Partly for my dissertation, partly for the sake of our little research community, and partly as a proof of concept, I’ve built an “interactive bibliography” based on SIMILE Timeline. You can play with it here.

Screenshot for interactive bibliography
The rest of the post goes into some of the features and its construction.
Features
A: there are three bands with different time denominations: months, years, and decades. The details of the bibliography only shows up on the month band.
B: Clicking on the item pops up a little box. For most items the heading hyperlinks to the article on the publisher’s website.
C: An ACS formatted citation, for the non-bibliographic database users. I have plans to add a RSC formatted citation option.
D: Links out to a wiki — I’m not sure what to use it for yet, but it’s already in Timeline, so why not? 🙂
E: Filter/Highlight bands. Snipped this from a Timeline example code, and I’ll try to build a more sophisticated version later on (e.g., one that operates on booleans). The filter will remove all the papers that do not contain the word; the highlight boxes color them with the particular color.
F: (Most of you won’t care about this.) The content of the database is the (almost) complete literature of the synthetic ion channel community. It’s currently missing dissertations.
Method
The way this is constructed is best illustrated with a diagram:

Process for creating the interactive bibliography
I’ll start the description from the upper left. From a few key reference that would certainly cover the field (and which new papers will certainly cite at least one), I use SciFinder Scholar to slurp the citing and cited articles. (For this database I used about 8 popular reviews in our field.) SciFinder has a pretty annoying habit of only letting you export 100 at a time (and no way of selecting only a hundred item), so there’s lots of mind-numbing clicking here. The references are exported into about a dozen separate RIS. If you’re a Zotero/Z2B user, you may want to disable the plug-ins; they do really funny things… like opening a hundred windows simultaneously.

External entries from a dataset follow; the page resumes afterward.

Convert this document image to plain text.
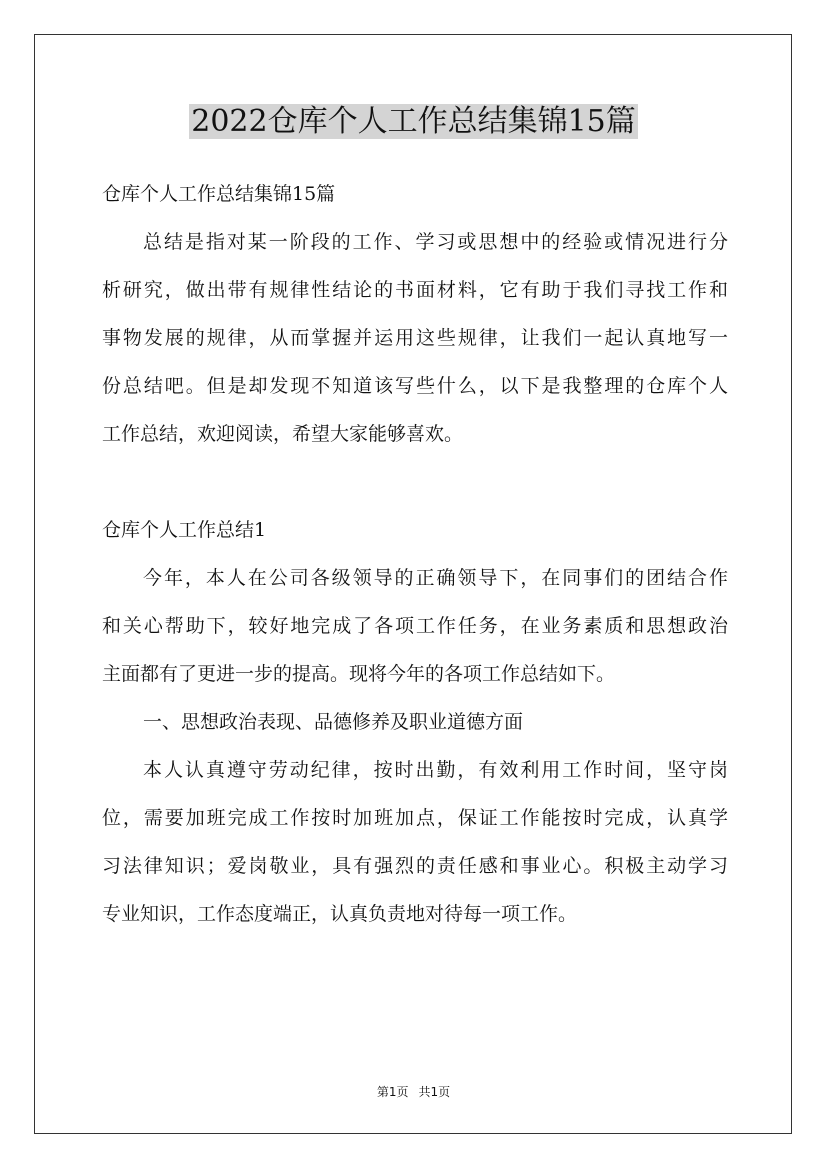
2022仓库个人工作总结集锦15篇
仓库个人工作总结集锦15篇
总结是指对某一阶段的工作、学习或思想中的经验或情况进行分
析研究，做出带有规律性结论的书面材料，它有助于我们寻找工作和
事物发展的规律，从而掌握并运用这些规律，让我们一起认真地写一
份总结吧。但是却发现不知道该写些什么，以下是我整理的仓库个人
工作总结，欢迎阅读，希望大家能够喜欢。
仓库个人工作总结1
今年，本人在公司各级领导的正确领导下，在同事们的团结合作
和关心帮助下，较好地完成了各项工作任务，在业务素质和思想政治
主面都有了更进一步的提高。现将今年的各项工作总结如下。
一、思想政治表现、品德修养及职业道德方面
本人认真遵守劳动纪律，按时出勤，有效利用工作时间，坚守岗
位，需要加班完成工作按时加班加点，保证工作能按时完成，认真学
习法律知识；爱岗敬业，具有强烈的责任感和事业心。积极主动学习
专业知识，工作态度端正，认真负责地对待每一项工作。
第1页 共1页
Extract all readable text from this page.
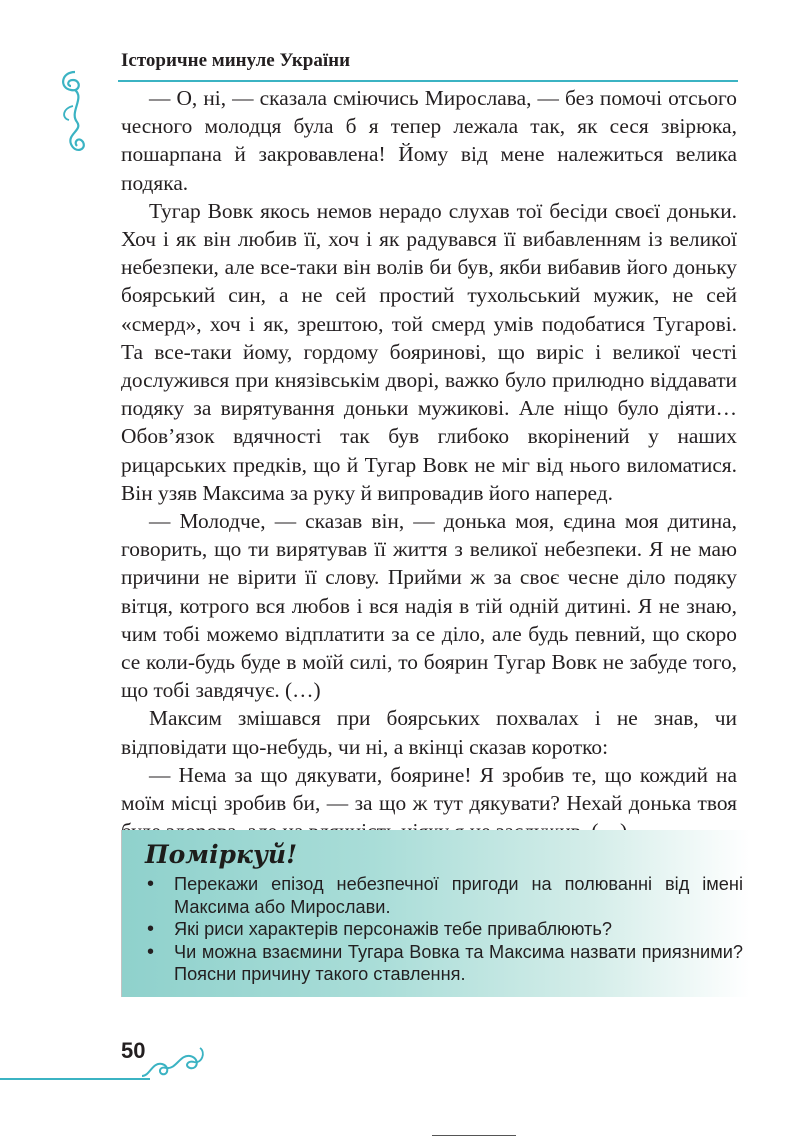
Історичне минуле України

— О, ні, — сказала сміючись Мирослава, — без помочі отсього чесного молодця була б я тепер лежала так, як сеся звірюка, пошарпана й закровавлена! Йому від мене належиться велика подяка.

Тугар Вовк якось немов нерадо слухав тої бесіди своєї доньки. Хоч і як він любив її, хоч і як радувався її вибавленням із великої небезпеки, але все-таки він волів би був, якби вибавив його доньку боярський син, а не сей простий тухольський мужик, не сей «смерд», хоч і як, зрештою, той смерд умів подобатися Тугарові. Та все-таки йому, гордому бояринові, що виріс і великої честі дослужився при князівськім дворі, важко було прилюдно віддавати подяку за вирятування доньки мужикові. Але нiщо було діяти… Обов’язок вдячності так був глибоко вкорінений у наших рицарських предків, що й Тугар Вовк не міг від нього виломатися. Він узяв Максима за руку й випровадив його наперед.

— Молодче, — сказав він, — донька моя, єдина моя дитина, говорить, що ти вирятував її життя з великої небезпеки. Я не маю причини не вірити її слову. Прийми ж за своє чесне діло подяку вітця, котрого вся любов і вся надія в тій одній дитині. Я не знаю, чим тобі можемо відплатити за се діло, але будь певний, що скоро се коли-будь буде в моїй силі, то боярин Тугар Вовк не забуде того, що тобі завдячує. (…)

Максим змішався при боярських похвалах і не знав, чи відповідати що-небудь, чи ні, а вкінці сказав коротко:

— Нема за що дякувати, бояринe! Я зробив те, що кождий на моїм місці зробив би, — за що ж тут дякувати? Нехай донька твоя

Поміркуй!
• Перекажи епізод небезпечної пригоди на полюванні від імені Максима або Мирослави.
• Які риси характерів персонажів тебе приваблюють?
• Чи можна взаємини Тугара Вовка та Максима назвати приязними? Поясни причину такого ставлення.
50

I then merge these into a single bibTeX, add in selected papers from my own collection, and manually de-duplicate the items. Most of the conflicts come from the “selected papers from my own collection”, since I’ve collected those with zotero from the publisher, or from Web of Science, and they often are not perfectly identical (and bibDesk doesn’t pick them out).
A little piece of python code then parse the bibTeX into a JSON string suitable for Timeline. It’s responsible for constructing the link to the publisher (using the DOI – which is often not supplied in pipelines other than SFS->RIS; I know!) and piecing together the citation/abstract (everything in the pop-up bubble).
Register a free wiki at Wikia; manually make that reference in the JSON file. The rest of setting up the HTML/JavaScript/CSS files is straight-forward and can probably be automated. Timeline has some great documentation going on, and later on I’ll be interested in building a few cool pages with it (musicology, chinese literature, and world history comes to mind – it would be particularly in conjunction with the map APIs out there).
In the future I’ll hope to built a web-app that would take in your bibTeX and give you a nice zipped interactive timeline, but for now, if you’d like one, you can send me your bibTeX and I’ll try to generate the set for you (that said, I am a thesis writing man: so no promise!)